Few people know that Castel Baronia invented its own conventional language called "Ciaschino", created by the craftsmen and merchants of buttons and combs made from horns, a craft to which Castellesi were famous. This language it is said, was used during the war to pass information from one family to another without being understood by any one except Castellesi. This town has over the years been emptied by immigration, but in occasion of the summer festivities, there returns a great presence of Castellesi from around the world who return here for their holidays.

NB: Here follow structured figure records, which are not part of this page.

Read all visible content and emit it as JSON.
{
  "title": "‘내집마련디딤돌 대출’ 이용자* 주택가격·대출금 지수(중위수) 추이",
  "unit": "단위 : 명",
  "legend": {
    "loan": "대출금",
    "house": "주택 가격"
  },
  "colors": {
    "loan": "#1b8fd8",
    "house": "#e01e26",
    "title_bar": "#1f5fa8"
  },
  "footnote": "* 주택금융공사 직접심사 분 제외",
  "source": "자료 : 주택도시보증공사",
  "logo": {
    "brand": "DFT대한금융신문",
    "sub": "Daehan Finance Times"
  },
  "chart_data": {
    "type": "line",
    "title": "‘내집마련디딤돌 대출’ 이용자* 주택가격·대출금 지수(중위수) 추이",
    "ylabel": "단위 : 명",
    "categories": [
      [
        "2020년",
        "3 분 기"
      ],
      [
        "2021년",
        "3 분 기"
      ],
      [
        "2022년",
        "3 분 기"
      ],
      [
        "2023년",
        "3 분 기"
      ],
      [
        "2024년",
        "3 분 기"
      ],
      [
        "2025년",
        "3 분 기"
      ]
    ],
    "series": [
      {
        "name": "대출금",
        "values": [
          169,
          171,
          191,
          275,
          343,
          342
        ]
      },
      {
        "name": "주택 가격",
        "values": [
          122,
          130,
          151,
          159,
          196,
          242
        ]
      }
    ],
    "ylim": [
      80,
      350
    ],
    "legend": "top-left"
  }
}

Typical cuisine of this marvellous little town includes home made salami of various types, cheese for grating on pasta, ricotta, cured lard and more. For cooked dishes all ingredients fresh and strictly home made "Cravaiuoli" Ravioli with ricotta, "La'ine" tagliatelli with tomato salsa, "Mmenesta Mmaretata" greens marinated and cooked with pork bones and rind, Cakes or sweets like "Castagnaccio" pastry stuffed with chestnut puree sugar cacao and liquor. "Pizza cu la ricotta" Flan of ricotta sugar and cinnamon and much much more

Extra virgin olive oil from the numerous olive plantations in this area and a variety of vines make this town a cullinary dream. The women of Castel Baronia are famous for their crochet skills, with some of the most elaborate and beautiful priceless specimens in Italy.